The Janssen Pharmaceutical Companies of Johnson & Johnson recently announced that the Committee for Medicinal Products for Human Use (CHMP) of the European Medicines Agency (EMA) has recommended marketing authorisation for Akeega, a combination dual action tablet (DAT) given with prednisolone.
If approved the combination will be the first DAT available in the European Union for first-line treatment of adults with gene-mutated metastatic castration resistant prostate cancer (mCRPC) with BRCA1/2 (the genes that can offer protection from certain cancers) mutations.
Results from the phase 3 Magnitude study which showed Niraparib being added to AA plus P showed a significantly improved radiographic progression-free survival compared to standard care in untreated mCRPC patients with the mutations. The positive CHMP opinion was based on these results.

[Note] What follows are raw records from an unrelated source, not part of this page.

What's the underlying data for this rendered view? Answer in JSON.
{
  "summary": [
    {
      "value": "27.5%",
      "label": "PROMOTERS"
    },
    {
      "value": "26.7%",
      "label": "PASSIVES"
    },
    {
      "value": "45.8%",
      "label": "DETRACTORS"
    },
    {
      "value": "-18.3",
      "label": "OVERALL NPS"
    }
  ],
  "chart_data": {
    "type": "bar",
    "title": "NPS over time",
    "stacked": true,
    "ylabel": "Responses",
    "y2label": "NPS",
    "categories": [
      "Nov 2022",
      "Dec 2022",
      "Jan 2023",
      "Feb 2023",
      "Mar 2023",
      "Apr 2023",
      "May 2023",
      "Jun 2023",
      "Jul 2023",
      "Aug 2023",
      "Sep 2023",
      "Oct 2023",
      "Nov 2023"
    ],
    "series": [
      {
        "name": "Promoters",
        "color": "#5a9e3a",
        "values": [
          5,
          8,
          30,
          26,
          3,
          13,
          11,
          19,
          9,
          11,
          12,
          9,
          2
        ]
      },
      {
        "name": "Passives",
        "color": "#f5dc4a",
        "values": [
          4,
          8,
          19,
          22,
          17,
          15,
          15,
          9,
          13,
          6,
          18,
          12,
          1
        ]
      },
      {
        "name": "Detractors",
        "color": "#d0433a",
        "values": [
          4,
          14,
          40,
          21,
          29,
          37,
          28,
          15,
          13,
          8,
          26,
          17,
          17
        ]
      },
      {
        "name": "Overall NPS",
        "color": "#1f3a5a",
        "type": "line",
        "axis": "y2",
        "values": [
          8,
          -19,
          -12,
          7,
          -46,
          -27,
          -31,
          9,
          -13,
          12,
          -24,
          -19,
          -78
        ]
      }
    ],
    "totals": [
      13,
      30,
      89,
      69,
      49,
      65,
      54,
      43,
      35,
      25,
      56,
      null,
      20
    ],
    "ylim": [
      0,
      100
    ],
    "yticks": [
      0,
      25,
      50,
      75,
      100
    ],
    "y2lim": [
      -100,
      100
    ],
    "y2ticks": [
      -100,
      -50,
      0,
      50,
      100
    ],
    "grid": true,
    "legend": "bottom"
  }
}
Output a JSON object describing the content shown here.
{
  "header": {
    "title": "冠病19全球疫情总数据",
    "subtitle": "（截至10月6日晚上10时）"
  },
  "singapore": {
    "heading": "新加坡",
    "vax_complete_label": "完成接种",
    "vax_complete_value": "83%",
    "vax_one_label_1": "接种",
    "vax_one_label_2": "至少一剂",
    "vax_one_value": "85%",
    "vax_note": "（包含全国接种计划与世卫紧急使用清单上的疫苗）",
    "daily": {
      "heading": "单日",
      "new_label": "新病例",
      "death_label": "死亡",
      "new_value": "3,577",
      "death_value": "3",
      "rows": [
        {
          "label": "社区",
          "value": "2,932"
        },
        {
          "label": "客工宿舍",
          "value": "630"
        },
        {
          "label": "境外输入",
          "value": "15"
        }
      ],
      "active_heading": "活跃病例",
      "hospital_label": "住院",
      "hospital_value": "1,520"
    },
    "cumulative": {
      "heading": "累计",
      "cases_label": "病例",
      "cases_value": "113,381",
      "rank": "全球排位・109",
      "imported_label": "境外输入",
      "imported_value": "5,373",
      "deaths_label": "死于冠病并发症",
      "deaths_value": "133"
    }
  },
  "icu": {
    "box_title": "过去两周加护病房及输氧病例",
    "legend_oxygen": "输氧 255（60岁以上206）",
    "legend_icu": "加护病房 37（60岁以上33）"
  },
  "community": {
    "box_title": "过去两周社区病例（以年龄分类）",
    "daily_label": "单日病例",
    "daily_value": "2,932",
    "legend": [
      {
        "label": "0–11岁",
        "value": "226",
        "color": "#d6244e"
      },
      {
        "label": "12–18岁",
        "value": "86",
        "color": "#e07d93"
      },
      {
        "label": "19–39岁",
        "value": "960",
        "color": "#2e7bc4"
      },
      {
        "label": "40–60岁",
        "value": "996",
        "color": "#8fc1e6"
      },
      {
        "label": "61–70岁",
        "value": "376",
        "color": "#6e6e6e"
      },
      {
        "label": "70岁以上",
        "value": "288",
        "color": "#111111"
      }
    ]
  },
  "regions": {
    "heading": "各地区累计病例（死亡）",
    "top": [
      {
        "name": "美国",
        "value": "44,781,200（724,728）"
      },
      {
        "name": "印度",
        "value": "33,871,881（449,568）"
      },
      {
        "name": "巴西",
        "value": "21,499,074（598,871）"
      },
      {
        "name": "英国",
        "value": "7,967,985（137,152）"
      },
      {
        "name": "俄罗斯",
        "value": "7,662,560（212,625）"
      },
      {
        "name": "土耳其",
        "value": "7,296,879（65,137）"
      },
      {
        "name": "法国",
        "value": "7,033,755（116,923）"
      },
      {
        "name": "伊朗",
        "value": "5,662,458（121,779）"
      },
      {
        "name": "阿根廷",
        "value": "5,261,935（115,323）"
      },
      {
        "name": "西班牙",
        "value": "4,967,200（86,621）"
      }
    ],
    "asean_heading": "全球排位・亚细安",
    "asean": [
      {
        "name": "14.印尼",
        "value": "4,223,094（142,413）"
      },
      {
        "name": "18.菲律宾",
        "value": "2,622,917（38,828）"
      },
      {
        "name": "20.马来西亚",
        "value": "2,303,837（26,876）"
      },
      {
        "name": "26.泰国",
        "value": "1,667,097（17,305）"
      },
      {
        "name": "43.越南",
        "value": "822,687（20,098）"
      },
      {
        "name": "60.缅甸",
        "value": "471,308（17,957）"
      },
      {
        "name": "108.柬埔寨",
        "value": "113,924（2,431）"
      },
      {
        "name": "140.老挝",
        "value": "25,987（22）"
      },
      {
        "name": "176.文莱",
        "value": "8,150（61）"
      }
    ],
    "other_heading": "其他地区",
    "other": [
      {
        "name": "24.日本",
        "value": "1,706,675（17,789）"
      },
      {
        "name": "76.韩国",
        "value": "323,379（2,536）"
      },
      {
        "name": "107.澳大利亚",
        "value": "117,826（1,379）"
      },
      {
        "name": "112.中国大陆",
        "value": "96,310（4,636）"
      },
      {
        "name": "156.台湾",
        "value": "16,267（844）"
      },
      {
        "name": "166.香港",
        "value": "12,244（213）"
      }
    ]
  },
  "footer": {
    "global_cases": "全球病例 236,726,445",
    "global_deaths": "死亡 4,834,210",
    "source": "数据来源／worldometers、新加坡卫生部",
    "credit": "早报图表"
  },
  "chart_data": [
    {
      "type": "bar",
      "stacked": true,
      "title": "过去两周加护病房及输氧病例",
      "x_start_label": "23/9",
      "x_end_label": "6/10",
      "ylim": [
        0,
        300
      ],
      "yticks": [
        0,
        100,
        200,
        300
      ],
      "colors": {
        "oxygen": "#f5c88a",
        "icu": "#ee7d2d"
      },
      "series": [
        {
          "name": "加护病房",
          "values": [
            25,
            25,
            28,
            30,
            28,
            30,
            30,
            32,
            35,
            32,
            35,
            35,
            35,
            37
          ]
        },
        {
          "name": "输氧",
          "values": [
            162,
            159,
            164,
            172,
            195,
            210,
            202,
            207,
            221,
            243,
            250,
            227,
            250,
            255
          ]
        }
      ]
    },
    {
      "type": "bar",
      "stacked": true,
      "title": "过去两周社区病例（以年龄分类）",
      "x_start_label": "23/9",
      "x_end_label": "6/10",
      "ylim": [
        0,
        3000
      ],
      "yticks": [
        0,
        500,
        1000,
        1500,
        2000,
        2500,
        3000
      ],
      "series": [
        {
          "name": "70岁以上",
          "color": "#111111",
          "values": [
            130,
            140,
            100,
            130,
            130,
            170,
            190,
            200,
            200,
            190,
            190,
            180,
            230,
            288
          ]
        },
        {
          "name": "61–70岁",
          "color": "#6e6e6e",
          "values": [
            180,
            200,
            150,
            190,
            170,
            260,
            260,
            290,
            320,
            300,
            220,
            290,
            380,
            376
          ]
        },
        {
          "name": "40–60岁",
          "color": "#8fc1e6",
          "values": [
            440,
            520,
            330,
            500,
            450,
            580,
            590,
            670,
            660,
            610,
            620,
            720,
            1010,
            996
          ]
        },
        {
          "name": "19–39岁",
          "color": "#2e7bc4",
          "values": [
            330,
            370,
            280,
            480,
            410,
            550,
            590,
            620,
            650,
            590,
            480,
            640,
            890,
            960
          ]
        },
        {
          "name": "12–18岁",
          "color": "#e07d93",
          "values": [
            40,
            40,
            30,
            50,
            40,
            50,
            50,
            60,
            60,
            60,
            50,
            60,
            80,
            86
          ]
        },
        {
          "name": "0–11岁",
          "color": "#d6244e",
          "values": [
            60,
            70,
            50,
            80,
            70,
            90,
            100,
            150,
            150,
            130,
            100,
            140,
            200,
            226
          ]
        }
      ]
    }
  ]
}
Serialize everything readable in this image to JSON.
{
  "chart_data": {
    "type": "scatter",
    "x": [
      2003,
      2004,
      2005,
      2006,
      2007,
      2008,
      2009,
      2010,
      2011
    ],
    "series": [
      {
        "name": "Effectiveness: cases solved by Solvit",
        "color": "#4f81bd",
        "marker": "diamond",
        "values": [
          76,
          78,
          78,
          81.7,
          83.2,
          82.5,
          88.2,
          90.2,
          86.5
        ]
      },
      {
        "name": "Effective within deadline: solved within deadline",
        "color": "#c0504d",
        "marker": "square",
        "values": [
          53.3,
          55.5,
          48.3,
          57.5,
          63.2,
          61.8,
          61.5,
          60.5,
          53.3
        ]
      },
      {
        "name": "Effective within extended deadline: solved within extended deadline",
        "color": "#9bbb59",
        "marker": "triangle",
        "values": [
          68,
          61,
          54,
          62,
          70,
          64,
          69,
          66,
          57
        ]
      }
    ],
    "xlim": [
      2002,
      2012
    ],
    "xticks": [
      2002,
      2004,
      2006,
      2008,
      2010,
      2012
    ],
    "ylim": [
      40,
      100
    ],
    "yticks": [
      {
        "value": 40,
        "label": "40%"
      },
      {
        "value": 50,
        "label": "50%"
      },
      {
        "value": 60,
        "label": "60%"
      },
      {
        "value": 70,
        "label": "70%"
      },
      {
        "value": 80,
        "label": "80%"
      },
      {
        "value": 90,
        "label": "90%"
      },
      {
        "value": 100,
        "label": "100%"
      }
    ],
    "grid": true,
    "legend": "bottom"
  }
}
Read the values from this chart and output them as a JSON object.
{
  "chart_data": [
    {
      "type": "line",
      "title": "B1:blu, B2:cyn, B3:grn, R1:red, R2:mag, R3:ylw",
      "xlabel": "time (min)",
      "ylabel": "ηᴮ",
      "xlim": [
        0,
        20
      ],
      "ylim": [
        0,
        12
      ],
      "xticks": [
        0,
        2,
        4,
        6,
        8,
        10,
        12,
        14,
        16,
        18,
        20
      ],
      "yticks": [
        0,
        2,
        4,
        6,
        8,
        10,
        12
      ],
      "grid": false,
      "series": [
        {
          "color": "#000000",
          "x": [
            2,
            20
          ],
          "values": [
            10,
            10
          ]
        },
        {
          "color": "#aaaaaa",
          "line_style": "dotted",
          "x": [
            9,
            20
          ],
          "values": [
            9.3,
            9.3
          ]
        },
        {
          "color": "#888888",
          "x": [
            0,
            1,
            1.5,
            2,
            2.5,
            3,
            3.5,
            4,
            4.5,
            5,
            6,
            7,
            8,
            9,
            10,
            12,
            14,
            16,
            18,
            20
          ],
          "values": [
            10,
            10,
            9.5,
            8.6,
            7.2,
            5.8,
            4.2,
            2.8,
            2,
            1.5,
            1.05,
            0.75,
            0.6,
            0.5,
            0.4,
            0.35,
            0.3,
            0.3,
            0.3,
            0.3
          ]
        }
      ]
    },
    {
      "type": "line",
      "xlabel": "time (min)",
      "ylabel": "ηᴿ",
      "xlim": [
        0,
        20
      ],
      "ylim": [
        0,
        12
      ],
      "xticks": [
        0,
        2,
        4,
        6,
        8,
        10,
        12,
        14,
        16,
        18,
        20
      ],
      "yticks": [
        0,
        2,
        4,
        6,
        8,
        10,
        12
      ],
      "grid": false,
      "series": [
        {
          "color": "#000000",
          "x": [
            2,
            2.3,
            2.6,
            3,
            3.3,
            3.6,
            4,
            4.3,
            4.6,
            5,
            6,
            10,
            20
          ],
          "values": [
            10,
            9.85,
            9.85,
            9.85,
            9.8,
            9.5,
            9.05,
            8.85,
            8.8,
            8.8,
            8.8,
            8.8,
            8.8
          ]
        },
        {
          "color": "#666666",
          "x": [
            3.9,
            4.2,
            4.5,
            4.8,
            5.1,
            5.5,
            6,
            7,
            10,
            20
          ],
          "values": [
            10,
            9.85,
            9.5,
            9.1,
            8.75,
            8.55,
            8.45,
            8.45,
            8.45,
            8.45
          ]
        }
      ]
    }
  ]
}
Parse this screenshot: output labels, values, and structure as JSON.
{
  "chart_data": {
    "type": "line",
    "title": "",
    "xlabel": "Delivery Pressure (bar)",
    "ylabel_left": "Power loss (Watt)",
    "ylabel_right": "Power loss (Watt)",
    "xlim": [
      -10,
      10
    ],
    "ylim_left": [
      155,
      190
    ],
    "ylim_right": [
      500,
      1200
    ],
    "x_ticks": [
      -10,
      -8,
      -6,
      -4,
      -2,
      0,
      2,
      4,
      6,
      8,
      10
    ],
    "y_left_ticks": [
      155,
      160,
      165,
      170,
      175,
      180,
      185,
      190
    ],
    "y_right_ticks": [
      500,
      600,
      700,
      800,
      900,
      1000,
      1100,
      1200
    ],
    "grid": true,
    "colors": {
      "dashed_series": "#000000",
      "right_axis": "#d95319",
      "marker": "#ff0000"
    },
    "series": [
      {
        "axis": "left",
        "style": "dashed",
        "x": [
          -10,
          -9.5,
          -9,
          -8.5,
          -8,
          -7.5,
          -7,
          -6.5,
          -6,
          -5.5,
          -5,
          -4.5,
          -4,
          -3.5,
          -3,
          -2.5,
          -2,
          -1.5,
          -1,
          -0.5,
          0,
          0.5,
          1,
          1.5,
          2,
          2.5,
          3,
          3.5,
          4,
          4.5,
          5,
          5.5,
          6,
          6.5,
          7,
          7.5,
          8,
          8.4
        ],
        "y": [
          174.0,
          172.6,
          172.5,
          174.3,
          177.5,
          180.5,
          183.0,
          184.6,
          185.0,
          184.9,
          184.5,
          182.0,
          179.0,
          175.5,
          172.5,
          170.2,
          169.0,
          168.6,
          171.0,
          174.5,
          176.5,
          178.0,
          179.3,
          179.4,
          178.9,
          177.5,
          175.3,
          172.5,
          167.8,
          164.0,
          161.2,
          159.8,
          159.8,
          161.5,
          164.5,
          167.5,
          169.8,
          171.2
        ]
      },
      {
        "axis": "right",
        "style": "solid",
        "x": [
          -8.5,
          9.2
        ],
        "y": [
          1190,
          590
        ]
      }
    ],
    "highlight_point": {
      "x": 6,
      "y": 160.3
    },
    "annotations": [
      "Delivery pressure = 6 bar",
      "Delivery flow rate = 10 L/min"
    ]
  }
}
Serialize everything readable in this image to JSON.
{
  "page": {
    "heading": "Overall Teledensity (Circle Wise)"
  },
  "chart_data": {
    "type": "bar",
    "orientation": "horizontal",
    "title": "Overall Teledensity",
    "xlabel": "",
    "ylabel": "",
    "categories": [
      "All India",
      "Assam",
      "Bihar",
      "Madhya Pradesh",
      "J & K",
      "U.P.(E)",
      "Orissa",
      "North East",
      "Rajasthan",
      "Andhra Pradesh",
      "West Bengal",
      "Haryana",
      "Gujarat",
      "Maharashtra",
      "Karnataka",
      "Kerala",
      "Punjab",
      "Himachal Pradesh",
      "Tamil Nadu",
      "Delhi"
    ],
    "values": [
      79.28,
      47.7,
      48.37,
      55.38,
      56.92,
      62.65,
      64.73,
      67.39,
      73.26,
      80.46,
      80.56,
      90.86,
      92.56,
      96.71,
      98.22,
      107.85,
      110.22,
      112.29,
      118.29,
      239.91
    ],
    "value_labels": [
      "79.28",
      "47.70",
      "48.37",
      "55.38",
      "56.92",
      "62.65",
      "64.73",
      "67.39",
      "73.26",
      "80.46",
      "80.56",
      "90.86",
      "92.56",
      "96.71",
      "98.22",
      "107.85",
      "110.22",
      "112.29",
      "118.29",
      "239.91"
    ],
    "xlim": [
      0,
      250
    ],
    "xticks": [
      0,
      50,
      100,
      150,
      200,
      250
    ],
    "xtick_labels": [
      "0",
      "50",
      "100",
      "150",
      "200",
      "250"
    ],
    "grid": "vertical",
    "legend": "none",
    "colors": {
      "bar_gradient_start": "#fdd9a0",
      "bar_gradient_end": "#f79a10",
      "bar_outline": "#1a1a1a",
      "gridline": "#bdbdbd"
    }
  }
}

During their research Janssen found evidence that shows that prostate cancer is the most common cancer in men in Europe and despite treatment advances, for those whose cancer has progressed to mCRPC, the impact can be devastating with an average overall survival ranging from 13-36 months.
The company found that patients with mCRPC and BRCA gene mutations are more likely to have aggressive disease, poor outcomes and a shorter survival time. BRCA1/2 gene mutations have been identified in approximately 10-15 percent of patients with mCRPC.
Consultant oncologist, Elena Castro, who works at Sanitaria Hospital, Madrid, said: “Metastatic castration-resistant prostate cancer remains a lethal disease, with high unmet needs in terms of treatment options, particularly for patients with BRCA1/2 gene mutations.
“We’ve seen that in these patients, niraparib combined with abiraterone acetate and prednisone significantly reduces the risk of disease progression or death compared to AAP. This niraparib-based regimen is a welcomed targeted treatment option and, if approved, has the potential to impact the standard of care for men with mCRPC BRCA who are treated with first-line therapy.”
The positive CHMP opinion is based on results of the randomised, double-blind, placebo controlled which assessed whether the addition of Niraparib to AAP improved outcomes in those with first line mCRPC, with or without alterations in homologous recombination repair (HRR) associated genes. Patients with HRR gene alterations were randomised to receive niraparib 200 mg once daily plus AAP or placebo and AAP. In Magnitude, a total of 423 patients with HRR gene alterations were enrolled, 225 (53.2%) of whom had BRCA mutations. This is the largest cohort of BRCA1/2-positive patients with mCRPC.
“In recent years, we’ve focused on precision medicine in prostate cancer because we know patients with gene mutations, such as BRCA1/2, face a worse prognosis than those without,” said Martin Vogel, EMEA therapeutic area lead oncology, Janssen-Cilag GmbH.
“The positive CHMP opinion reinforces the benefit of this niraparib combination and marks an important milestone in addressing BRCA1/2 mutations as we continue to drive progress towards changing the outlook for patients with mCRPC.”
Niraparib is an orally administered, highly selective poly (ADP ribose) polymerase (PARP) inhibitor, currently being studied on an ongoing basis by Janssen and additional ongoing studies include the phase 3 Amplitude study.
“Prostate cancer is a heterogeneous disease made up of many biologically distinct subpopulations. The data from Magnitude supports the significant value of biomarker testing to identify the subgroup of patients most likely to derive a clinical benefit from a targeted treatment and overcome the poor prognosis of mCRPC with BRCA mutations,” said Kiran Patel, vice president, clinical development, solid tumors, Janssen research & development, LLC.
“At Janssen, we are dedicated to continued innovation in prostate cancer and now look forward to working with health authorities to bring this niraparib-based treatment option to patients as soon as possible.”